I am not sure what is happening under the hood with regards to the Python object model for the code below.
You can download the data for the ctabus.csv file from this link
import csv
def read_as_dicts(filename):
records = []
with open(filename) as f:
rows = csv.reader(f)
headers = next(rows)
for row in rows:
route = row[0]
date = row[1]
daytype = row[2]
rides = int(row[3])
records.append({
'route': route,
'date': date,
'daytype': daytype,
'rides': rides})
return records
# read data from csv
rows = read_as_dicts('ctabus.csv')
print(len(rows)) #736461
# record route ids (object ids)
route_ids = set()
for row in rows:
route_ids.add(id(row['route']))
print(len(route_ids)) #690072
# unique_routes
unique_routes = set()
for row in rows:
unique_routes.add(row['route'])
print(len(unique_routes)) #185
When I call print(len(route_ids))
it prints "690072"
. Why did Python end up creating these many objects?

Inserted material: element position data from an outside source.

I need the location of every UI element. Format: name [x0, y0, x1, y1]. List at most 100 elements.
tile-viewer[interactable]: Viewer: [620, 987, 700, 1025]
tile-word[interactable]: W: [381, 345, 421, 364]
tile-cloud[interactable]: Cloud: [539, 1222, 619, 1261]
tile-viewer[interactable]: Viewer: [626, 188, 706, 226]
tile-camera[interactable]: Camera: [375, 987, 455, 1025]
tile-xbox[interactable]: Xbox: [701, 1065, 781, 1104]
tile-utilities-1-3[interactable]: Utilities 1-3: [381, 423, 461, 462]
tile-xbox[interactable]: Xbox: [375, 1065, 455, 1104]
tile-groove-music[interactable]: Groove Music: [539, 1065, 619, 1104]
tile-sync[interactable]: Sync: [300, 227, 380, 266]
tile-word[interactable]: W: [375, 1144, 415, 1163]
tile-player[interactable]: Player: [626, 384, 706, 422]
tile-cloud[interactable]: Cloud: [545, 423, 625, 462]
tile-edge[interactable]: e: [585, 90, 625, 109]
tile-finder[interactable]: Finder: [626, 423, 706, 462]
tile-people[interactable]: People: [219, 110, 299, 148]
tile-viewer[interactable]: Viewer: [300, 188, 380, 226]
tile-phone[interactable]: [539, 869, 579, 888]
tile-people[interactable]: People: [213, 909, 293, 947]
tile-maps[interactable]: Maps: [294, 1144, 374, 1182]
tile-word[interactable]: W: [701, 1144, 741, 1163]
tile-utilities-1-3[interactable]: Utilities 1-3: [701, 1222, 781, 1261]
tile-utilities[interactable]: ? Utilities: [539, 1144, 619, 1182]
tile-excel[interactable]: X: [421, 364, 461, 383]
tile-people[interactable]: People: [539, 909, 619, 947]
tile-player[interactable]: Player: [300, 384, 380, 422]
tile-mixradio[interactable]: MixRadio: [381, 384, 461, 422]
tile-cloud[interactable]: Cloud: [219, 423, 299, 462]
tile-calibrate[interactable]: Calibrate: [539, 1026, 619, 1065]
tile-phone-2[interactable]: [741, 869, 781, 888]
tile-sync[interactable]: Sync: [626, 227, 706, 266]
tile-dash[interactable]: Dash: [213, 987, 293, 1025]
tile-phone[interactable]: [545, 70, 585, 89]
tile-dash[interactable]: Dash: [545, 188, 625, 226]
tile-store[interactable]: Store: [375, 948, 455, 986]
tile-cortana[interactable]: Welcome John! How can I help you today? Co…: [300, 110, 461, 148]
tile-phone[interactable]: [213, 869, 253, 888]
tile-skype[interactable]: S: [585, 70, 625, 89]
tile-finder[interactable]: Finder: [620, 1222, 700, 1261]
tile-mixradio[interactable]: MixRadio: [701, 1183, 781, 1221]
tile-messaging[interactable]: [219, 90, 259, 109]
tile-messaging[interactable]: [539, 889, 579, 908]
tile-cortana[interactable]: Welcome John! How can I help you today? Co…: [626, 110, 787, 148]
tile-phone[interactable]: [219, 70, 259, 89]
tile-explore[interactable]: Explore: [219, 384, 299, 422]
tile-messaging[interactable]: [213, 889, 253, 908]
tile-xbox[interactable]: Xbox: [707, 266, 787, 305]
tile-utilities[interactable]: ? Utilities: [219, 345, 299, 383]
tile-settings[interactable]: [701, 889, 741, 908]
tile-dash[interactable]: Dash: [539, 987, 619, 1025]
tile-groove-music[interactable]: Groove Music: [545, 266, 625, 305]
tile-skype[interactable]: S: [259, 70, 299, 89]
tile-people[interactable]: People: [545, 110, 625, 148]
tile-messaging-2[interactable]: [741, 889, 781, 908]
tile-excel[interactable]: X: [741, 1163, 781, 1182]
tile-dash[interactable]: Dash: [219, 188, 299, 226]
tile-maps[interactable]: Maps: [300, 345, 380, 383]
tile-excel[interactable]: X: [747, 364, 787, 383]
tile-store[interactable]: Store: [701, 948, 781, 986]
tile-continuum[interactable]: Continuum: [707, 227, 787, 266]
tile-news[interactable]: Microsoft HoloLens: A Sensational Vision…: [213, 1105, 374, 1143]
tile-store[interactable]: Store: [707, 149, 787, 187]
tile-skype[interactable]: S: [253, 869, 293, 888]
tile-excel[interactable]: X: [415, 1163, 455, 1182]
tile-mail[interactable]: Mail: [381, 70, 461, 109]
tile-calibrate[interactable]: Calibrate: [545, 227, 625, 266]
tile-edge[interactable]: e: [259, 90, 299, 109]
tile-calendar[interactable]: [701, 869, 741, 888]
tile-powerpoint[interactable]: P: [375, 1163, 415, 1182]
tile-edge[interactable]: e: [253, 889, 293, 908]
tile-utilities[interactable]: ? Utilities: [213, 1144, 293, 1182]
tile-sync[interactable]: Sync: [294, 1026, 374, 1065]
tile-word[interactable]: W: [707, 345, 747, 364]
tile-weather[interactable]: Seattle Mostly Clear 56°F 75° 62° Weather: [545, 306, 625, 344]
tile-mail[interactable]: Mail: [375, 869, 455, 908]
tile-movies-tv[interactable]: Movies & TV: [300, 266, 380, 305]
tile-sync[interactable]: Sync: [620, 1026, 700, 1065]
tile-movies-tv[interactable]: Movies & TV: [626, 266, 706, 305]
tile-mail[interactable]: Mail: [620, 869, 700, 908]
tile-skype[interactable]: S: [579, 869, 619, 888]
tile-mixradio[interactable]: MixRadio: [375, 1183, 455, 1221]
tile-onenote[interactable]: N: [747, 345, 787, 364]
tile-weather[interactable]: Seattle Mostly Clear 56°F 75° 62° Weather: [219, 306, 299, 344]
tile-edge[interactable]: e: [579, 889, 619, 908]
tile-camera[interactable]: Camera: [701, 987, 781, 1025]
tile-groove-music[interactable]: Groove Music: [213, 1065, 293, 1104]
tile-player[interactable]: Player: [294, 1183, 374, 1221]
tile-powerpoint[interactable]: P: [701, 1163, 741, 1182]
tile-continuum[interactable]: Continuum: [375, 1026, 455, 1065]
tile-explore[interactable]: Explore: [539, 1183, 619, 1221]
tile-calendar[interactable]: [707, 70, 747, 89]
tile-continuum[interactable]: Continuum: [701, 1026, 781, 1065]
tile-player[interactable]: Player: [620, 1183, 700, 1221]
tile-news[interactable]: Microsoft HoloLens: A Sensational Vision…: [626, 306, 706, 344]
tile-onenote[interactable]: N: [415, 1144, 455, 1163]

I expect this count to be either 185 or 736461. 185 because, when I count the unique routes in set the length of that set comes out to be 185. 736461 because, this is the total number of records in csv file.
What is this weird number "690072"?
I am trying to understand why this partial caching? Why python can't perform a full caching something like below.
import csv
route_cache = {}
#some hack to cache
def cached_route(routename):
if routename not in route_cache:
route_cache[routename] = routename
return route_cache[routename]
def read_as_dicts(filename):
records = []
with open(filename) as f:
rows = csv.reader(f)
headers = next(rows)
for row in rows:
row[0] = cached_route(row[0]) #cache trick
route = row[0]
date = row[1]
daytype = row[2]
rides = int(row[3])
records.append({
'route': route,
'date': date,
'daytype': daytype,
'rides': rides})
return records
# read data from csv
rows = read_as_dicts('ctabus.csv')
print(len(rows)) #736461
# unique_routes
unique_routes = set()
for row in rows:
unique_routes.add(row['route'])
print(len(unique_routes)) #185
# record route ids (object ids)
route_ids = set()
for row in rows:
route_ids.add(id(row['route']))
print(len(route_ids)) #185